Simplesmente, a educação primária, que é a base para o desenvolvimento e o futuro sustentável de qualquer país, é tratada como um mero anexo no capítulo da fome e da pobreza em Angola. Esta é a realidade.
É fundamental que os maiores interessados na educação dos seus filhos nas escolas públicas – a absoluta maioria dos pais deste país, pobres ou de baixo rendimento – sejam os principais promotores do engajamento cívico da sociedade na discussão aberta das políticas públicas sobre a educação. O seu enfoque principal deve ser a advocacia pública para que as escolas do ensino primário passem a ser tratadas como unidades orçamentais autónomas nas contas do governo central de Luanda.

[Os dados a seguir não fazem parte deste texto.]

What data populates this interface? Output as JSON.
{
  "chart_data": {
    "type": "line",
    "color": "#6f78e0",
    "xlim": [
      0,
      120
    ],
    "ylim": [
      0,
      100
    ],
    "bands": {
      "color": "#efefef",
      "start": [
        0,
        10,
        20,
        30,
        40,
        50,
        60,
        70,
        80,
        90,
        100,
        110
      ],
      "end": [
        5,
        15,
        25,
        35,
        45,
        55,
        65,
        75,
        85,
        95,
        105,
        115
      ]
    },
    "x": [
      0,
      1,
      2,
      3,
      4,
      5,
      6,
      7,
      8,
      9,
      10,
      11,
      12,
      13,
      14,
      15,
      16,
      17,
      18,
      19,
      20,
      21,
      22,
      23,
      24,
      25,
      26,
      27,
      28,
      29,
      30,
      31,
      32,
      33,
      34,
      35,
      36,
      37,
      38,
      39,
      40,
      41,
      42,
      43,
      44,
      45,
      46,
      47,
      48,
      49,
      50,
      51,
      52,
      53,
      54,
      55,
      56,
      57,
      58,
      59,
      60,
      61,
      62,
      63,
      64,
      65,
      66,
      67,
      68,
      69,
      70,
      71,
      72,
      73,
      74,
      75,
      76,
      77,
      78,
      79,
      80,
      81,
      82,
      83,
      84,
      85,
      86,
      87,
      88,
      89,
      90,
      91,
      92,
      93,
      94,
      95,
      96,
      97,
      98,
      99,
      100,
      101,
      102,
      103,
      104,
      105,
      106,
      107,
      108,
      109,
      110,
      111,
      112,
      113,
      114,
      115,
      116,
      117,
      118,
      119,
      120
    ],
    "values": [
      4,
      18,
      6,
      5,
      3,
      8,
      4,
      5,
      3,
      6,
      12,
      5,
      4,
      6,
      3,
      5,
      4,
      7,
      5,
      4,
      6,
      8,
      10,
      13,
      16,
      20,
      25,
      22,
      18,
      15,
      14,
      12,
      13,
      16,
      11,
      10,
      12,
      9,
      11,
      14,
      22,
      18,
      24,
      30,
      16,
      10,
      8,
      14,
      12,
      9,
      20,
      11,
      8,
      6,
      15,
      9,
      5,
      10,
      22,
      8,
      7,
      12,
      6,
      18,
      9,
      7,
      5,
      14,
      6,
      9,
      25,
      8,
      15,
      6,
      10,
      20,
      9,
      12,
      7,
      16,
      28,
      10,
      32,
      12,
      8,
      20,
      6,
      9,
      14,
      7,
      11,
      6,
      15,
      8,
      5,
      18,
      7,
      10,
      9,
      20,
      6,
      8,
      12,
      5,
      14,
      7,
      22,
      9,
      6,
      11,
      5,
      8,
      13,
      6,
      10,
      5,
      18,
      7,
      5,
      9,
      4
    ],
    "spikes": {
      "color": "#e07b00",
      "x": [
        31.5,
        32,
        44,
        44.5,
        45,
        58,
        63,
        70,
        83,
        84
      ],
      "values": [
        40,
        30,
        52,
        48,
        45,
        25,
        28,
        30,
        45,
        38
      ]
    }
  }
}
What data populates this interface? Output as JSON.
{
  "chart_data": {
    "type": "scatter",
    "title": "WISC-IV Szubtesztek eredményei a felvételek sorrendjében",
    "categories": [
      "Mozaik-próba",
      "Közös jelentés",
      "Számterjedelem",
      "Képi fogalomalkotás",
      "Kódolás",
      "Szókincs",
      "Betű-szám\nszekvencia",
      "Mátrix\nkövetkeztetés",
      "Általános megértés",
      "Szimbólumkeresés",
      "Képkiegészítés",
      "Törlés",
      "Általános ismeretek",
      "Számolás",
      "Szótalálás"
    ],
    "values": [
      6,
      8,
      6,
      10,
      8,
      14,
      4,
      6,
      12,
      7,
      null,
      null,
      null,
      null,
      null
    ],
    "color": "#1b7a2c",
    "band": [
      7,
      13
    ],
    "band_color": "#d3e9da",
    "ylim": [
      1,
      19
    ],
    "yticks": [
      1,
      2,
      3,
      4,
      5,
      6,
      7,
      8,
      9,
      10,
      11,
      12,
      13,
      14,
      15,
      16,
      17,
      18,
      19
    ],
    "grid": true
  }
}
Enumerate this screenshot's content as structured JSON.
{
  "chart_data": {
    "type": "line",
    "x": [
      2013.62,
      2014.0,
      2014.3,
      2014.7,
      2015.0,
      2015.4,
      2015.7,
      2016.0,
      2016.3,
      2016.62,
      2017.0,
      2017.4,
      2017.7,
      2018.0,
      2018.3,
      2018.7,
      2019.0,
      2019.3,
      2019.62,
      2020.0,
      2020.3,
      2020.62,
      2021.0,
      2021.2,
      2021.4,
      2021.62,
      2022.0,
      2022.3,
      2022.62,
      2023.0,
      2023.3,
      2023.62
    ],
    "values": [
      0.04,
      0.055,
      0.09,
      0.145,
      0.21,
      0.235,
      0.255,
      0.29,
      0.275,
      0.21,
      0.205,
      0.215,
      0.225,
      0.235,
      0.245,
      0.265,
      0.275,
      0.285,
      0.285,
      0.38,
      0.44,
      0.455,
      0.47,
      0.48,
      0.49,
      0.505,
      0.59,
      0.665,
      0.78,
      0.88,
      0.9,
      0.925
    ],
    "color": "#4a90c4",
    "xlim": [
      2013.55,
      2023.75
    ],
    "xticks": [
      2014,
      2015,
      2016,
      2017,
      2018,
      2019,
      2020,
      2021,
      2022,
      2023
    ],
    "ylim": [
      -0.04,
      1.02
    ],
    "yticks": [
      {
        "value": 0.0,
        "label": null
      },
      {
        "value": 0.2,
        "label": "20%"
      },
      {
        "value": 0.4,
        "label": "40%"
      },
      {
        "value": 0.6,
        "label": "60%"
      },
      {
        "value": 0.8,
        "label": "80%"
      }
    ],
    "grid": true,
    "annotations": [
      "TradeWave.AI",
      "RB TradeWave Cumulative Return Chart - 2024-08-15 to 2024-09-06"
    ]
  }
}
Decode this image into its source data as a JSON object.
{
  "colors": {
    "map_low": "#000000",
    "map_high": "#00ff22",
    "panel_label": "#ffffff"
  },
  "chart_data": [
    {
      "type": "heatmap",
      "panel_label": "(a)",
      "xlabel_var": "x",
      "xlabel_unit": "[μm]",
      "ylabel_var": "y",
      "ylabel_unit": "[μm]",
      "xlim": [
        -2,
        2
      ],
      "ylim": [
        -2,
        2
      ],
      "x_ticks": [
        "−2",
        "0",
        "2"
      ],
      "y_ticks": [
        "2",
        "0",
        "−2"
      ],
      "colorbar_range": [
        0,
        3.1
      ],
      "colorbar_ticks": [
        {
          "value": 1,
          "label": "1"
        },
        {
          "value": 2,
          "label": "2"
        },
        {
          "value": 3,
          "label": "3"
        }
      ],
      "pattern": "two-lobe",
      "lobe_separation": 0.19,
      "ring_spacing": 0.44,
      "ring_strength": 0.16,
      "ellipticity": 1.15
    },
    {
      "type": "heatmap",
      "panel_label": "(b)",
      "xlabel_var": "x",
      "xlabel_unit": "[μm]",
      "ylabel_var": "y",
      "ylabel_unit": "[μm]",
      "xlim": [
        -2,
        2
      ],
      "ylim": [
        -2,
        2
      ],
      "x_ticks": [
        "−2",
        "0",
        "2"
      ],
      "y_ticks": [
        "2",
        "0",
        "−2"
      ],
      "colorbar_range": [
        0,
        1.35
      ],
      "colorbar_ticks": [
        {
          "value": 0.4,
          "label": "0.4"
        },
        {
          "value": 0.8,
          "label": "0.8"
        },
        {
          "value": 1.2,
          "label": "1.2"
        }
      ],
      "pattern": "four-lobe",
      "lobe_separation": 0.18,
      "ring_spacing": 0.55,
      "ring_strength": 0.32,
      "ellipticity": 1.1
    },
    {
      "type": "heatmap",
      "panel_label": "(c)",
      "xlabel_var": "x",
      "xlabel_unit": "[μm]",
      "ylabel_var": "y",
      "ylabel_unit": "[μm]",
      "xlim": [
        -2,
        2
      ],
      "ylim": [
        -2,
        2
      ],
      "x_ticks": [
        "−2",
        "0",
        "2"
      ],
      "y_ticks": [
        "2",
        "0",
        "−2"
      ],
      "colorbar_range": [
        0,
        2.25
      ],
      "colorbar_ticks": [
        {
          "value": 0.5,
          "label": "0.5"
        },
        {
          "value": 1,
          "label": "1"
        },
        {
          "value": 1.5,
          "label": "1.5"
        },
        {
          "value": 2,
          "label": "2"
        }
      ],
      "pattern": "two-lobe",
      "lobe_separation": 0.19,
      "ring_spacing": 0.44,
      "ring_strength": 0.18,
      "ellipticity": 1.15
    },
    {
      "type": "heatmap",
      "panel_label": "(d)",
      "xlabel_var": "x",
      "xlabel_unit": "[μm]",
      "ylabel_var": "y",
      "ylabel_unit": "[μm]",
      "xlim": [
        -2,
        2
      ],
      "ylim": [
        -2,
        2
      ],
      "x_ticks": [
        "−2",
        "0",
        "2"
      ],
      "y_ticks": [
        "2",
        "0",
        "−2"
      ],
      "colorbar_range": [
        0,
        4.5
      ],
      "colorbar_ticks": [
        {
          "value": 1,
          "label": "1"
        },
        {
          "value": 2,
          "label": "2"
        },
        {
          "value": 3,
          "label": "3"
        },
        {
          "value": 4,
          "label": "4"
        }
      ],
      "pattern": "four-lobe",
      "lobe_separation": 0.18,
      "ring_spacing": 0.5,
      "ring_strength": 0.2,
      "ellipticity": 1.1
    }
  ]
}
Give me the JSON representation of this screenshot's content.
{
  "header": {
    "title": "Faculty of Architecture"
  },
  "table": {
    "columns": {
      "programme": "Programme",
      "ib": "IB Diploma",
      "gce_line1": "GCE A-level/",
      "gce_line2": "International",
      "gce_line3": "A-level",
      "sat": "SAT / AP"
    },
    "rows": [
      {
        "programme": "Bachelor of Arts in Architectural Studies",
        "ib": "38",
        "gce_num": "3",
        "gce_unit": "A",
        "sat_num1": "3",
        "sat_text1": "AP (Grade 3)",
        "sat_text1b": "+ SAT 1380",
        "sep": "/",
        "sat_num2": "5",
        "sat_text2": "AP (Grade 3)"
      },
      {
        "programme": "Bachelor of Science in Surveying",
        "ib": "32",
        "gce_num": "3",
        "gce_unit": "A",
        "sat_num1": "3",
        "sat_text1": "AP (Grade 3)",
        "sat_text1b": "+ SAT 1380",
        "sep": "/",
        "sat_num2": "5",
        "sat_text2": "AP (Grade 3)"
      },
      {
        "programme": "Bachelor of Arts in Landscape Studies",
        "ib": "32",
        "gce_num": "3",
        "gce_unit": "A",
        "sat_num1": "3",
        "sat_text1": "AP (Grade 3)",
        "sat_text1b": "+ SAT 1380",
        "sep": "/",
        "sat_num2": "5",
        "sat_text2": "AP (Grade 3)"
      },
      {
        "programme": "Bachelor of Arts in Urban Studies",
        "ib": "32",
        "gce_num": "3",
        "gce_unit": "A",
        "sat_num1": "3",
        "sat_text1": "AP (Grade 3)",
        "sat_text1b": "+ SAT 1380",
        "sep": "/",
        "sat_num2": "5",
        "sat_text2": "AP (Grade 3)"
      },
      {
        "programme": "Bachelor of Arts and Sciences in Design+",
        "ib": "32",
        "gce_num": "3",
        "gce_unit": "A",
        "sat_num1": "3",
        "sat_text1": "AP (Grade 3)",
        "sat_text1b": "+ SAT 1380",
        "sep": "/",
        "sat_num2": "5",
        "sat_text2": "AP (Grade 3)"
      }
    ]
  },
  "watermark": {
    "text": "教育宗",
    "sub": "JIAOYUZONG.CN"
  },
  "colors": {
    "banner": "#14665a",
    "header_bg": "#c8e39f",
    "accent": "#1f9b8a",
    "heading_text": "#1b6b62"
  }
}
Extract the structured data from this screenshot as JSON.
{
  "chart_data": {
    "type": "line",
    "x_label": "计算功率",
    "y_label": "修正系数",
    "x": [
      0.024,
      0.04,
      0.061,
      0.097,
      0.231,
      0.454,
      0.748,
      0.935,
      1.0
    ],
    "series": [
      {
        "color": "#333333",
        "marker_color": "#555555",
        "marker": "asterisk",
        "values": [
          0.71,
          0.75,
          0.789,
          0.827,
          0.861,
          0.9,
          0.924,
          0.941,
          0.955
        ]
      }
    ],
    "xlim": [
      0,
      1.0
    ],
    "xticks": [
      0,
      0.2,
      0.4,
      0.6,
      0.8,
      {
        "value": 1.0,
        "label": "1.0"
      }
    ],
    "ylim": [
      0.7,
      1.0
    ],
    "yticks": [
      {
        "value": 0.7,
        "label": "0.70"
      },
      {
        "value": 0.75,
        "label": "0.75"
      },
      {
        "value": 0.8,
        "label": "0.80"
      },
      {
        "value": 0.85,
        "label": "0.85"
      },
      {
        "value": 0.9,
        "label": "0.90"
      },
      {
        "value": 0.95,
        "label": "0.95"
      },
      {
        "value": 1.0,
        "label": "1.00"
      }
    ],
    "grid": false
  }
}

O desprezo generalizado pela educação encontra eco na mentalidade da classe dirigente. A demonstrar isso mesmo, temos o caso das compras feitas pela presidente do Tribunal de Contas, Exalgina Gambôa, para mobilar a sua residência oficial no Talatona. Os 1,625 milhões de kwanzas gastos em luxos absurdos pela principal fiscalizadora das contas públicas do país seriam suficientes para a aquisição de 54 mil carteiras duplas para um total de 108 mil crianças. Hoje, essas crianças têm de estudar sentadas no chão, em latas ou pedras, tudo graças ao comportamento desumano, à pilhagem dos recursos do Estado, ao esbanjamento e à má gestão por parte dos dirigentes. Entretanto, não se vislumbra nenhum movimento judicial ou político no sentido de o Estado reaver esses fundos malbaratados e acabar com a impunidade.
Este pequeno-grande exemplo contradiz o discurso presidencial sobre o Estado da Nação, segundo o qual:
“O executivo continua a trabalhar com foco e empenho para promover a boa governação e a defesa do rigor e da transparência dos actos públicos, a lutar contra a corrupção e a impunidade, a promover a estabilidade macroeconómica e a diversificação da economia, bem como a promover o resgate dos valores de cidadania e a moralização da sociedade.”
Em Malanje, onde abunda a exploração de madeira, uma empresa que fabrica carteiras escolares de elevada qualidade fechou as portas porque nunca recebeu uma encomenda das entidades estatais. E os dirigentes falam em diversificação da economia. Temos madeira e ferro em abundância no país, mas não temos carteiras escolares para centenas de milhares de crianças. Mesmo assim, falamos em melhorias sem que haja capacidade para corrigir situações que apenas requerem bom senso, algum trabalho e menos esquemas e roubos do erário público.

Comunicar pior
Logo após as eleições, o governo de João Lourenço anunciou um novo slogan para definir o seu mandato: “trabalhar mais e comunicar melhor”. O caso da marcha das crianças é paradigmático de como a comunicação institucional tende a piorar e, por consequência, a suscitar reacções desesperadas da sociedade.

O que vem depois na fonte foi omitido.